Fibromyalgia and the Sugar Connection

Sugar has a tendency to make pain more pronounced for many people and with many different conditions.  Of course, diabetics shouldn’t eat sugar, but for instance, pain levels tend to rise for people with arthritis too.  Fibromyalgia is no exception.  If you drop sugar from your diet you’re likely going to notice a big change in your pain levels.

Sugar cookieWhen you’re living with fibromyalgia, you may often find yourself giving in to sugar cravings when your fuel tank is low. Sugar does provide a quick burst of energy, but what if downing a candy bar or reaching for an energy drink does you more harm than good? Although no specific diet has been proven to improve fibromyalgia pain, getting that sugar monkey off your back could benefit your overall health and make you feel better.

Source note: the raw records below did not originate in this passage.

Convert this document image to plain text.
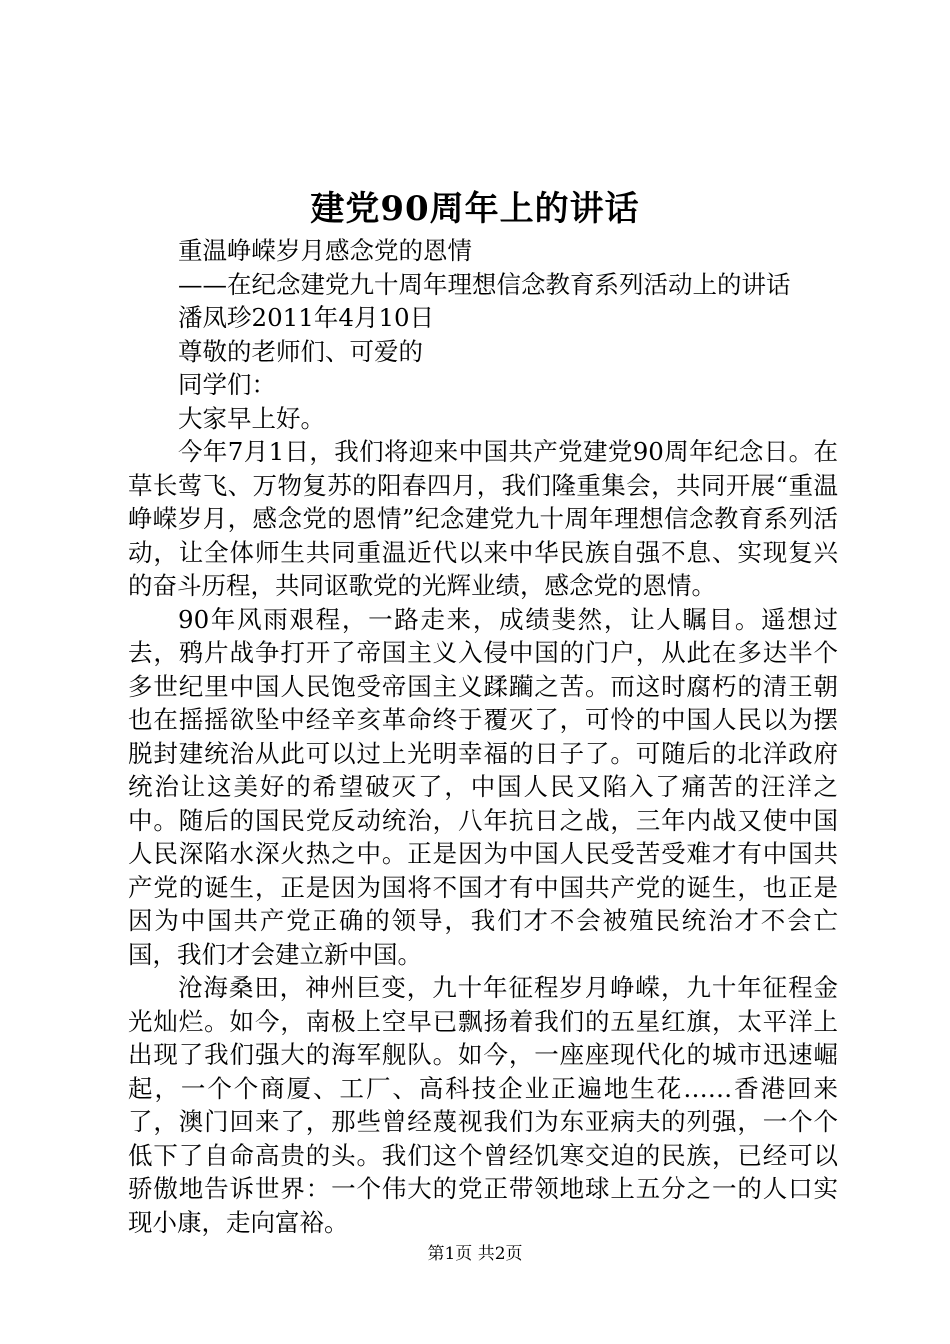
建党90周年上的讲话

重温峥嵘岁月感念党的恩情

——在纪念建党九十周年理想信念教育系列活动上的讲话

潘凤珍2011年4月10日

尊敬的老师们、可爱的

同学们：

大家早上好。

今年7月1日，我们将迎来中国共产党建党90周年纪念日。在草长莺飞、万物复苏的阳春四月，我们隆重集会，共同开展“重温峥嵘岁月，感念党的恩情”纪念建党九十周年理想信念教育系列活动，让全体师生共同重温近代以来中华民族自强不息、实现复兴的奋斗历程，共同讴歌党的光辉业绩，感念党的恩情。

90年风雨艰程，一路走来，成绩斐然，让人瞩目。遥想过去，鸦片战争打开了帝国主义入侵中国的门户，从此在多达半个多世纪里中国人民饱受帝国主义蹂躏之苦。而这时腐朽的清王朝也在摇摇欲坠中经辛亥革命终于覆灭了，可怜的中国人民以为摆脱封建统治从此可以过上光明幸福的日子了。可随后的北洋政府统治让这美好的希望破灭了，中国人民又陷入了痛苦的汪洋之中。随后的国民党反动统治，八年抗日之战，三年内战又使中国人民深陷水深火热之中。正是因为中国人民受苦受难才有中国共产党的诞生，正是因为国将不国才有中国共产党的诞生，也正是因为中国共产党正确的领导，我们才不会被殖民统治才不会亡国，我们才会建立新中国。

沧海桑田，神州巨变，九十年征程岁月峥嵘，九十年征程金光灿烂。如今，南极上空早已飘扬着我们的五星红旗，太平洋上出现了我们强大的海军舰队。如今，一座座现代化的城市迅速崛起，一个个商厦、工厂、高科技企业正遍地生花……香港回来了，澳门回来了，那些曾经蔑视我们为东亚病夫的列强，一个个低下了自命高贵的头。我们这个曾经饥寒交迫的民族，已经可以骄傲地告诉世界：一个伟大的党正带领地球上五分之一的人口实现小康，走向富裕。

第1页 共2页
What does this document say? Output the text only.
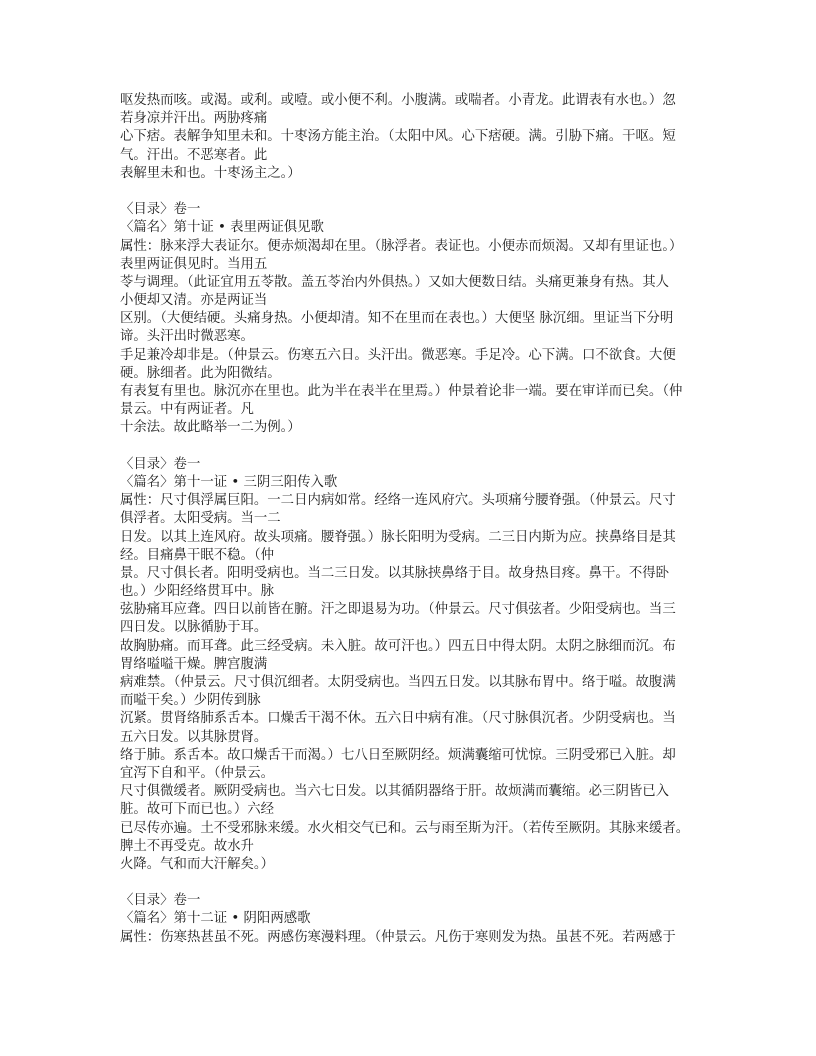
呕发热而咳。或渴。或利。或噎。或小便不利。小腹满。或喘者。小青龙。此谓表有水也。）忽
若身凉并汗出。两胁疼痛
心下痞。表解争知里未和。十枣汤方能主治。（太阳中风。心下痞硬。满。引胁下痛。干呕。短
气。汗出。不恶寒者。此
表解里未和也。十枣汤主之。）
〈目录〉卷一
〈篇名〉第十证 • 表里两证俱见歌
属性：脉来浮大表证尔。便赤烦渴却在里。（脉浮者。表证也。小便赤而烦渴。又却有里证也。）
表里两证俱见时。当用五
苓与调理。（此证宜用五苓散。盖五苓治内外俱热。）又如大便数日结。头痛更兼身有热。其人
小便却又清。亦是两证当
区别。（大便结硬。头痛身热。小便却清。知不在里而在表也。）大便坚 脉沉细。里证当下分明
谛。头汗出时微恶寒。
手足兼冷却非是。（仲景云。伤寒五六日。头汗出。微恶寒。手足冷。心下满。口不欲食。大便
硬。脉细者。此为阳微结。
有表复有里也。脉沉亦在里也。此为半在表半在里焉。）仲景着论非一端。要在审详而已矣。（仲
景云。中有两证者。凡
十余法。故此略举一二为例。）
〈目录〉卷一
〈篇名〉第十一证 • 三阴三阳传入歌
属性：尺寸俱浮属巨阳。一二日内病如常。经络一连风府穴。头项痛兮腰脊强。（仲景云。尺寸
俱浮者。太阳受病。当一二
日发。以其上连风府。故头项痛。腰脊强。）脉长阳明为受病。二三日内斯为应。挟鼻络目是其
经。目痛鼻干眠不稳。（仲
景。尺寸俱长者。阳明受病也。当二三日发。以其脉挟鼻络于目。故身热目疼。鼻干。不得卧
也。）少阳经络贯耳中。脉
弦胁痛耳应聋。四日以前皆在腑。汗之即退易为功。（仲景云。尺寸俱弦者。少阳受病也。当三
四日发。以脉循胁于耳。
故胸胁痛。而耳聋。此三经受病。未入脏。故可汗也。）四五日中得太阴。太阴之脉细而沉。布
胃络嗌嗌干燥。脾宫腹满
病难禁。（仲景云。尺寸俱沉细者。太阴受病也。当四五日发。以其脉布胃中。络于嗌。故腹满
而嗌干矣。）少阴传到脉
沉紧。贯肾络肺系舌本。口燥舌干渴不休。五六日中病有准。（尺寸脉俱沉者。少阴受病也。当
五六日发。以其脉贯肾。
络于肺。系舌本。故口燥舌干而渴。）七八日至厥阴经。烦满囊缩可忧惊。三阴受邪已入脏。却
宜泻下自和平。（仲景云。
尺寸俱微缓者。厥阴受病也。当六七日发。以其循阴器络于肝。故烦满而囊缩。必三阴皆已入
脏。故可下而已也。）六经
已尽传亦遍。土不受邪脉来缓。水火相交气已和。云与雨至斯为汗。（若传至厥阴。其脉来缓者。
脾土不再受克。故水升
火降。气和而大汗解矣。）
〈目录〉卷一
〈篇名〉第十二证 • 阴阳两感歌
属性：伤寒热甚虽不死。两感伤寒漫料理。（仲景云。凡伤于寒则发为热。虽甚不死。若两感于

People with fibromyalgia fall into a common cycle when it comes to sugar, says Kristi Mizelle, MD, MPH, director of the Rheumatology Holistic Care Clinic at Johns Hopkins Hospital in Baltimore. You feel pain and, as a result, become inactive, gain more weight, have no energy, and then look for things like sugar to get a pick-me-up. When you come down from that sugar high, you often feel worse, she explains.

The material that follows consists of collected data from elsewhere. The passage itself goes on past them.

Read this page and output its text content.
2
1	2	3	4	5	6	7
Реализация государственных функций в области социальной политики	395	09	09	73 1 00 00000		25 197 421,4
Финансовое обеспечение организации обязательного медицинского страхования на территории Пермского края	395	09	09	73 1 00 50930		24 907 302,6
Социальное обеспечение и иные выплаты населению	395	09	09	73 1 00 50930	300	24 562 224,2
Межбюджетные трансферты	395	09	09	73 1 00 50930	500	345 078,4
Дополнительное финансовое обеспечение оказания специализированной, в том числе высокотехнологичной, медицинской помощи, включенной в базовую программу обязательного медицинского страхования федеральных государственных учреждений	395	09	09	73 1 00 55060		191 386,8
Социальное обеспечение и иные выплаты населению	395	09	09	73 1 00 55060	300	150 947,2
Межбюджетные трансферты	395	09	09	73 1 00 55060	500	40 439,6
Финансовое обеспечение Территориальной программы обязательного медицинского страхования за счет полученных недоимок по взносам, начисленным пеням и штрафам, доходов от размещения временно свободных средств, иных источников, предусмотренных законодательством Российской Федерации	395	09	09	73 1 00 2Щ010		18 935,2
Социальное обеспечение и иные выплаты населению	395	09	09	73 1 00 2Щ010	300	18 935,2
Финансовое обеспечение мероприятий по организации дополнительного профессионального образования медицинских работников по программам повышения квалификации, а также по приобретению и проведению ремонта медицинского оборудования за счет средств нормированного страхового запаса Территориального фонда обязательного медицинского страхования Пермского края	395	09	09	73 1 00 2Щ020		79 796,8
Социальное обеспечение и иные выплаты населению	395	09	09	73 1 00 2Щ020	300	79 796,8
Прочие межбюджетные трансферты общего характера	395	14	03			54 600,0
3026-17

Sugar can be more than just a crutch, though. For some, it’s a full-fledged addiction, and it can be a big problem for those with a chronic pain syndrome like fibromyalgia, says Jacob Teitelbaum, MD, medical director of Fibromyalgia and Fatigue Centers and author of several books on chronic pain. Dr. Teitelbaum says that, in some people, sugars may actually cause fibromyalgia or make existing fibromyalgia pain even worse. “Sugar aggravates low blood sugar and adrenal problems, yeast (Candida) overgrowth, and nutritional deficiencies that worsen fibromyalgia,” he says.

Once the addiction is broken, it takes 6 to 12 weeks to feel a significant improvement in fibromyalgia symptoms, but in as few as 10 days after coming off sugar, most people have more energy and feel mentally sharper, he adds.

The first three days you drop sugar from your diet are the toughest.  After that it gets easier, but you still have to watch mindless habits.  For instance, if you always grab a handful of jelly beans from your co-workers desk, you may do so without thinking.  Take note of all the different places and times when you eat sugary foods on a routine basis.  This will help you notice when they come up and you’ll be more mindful.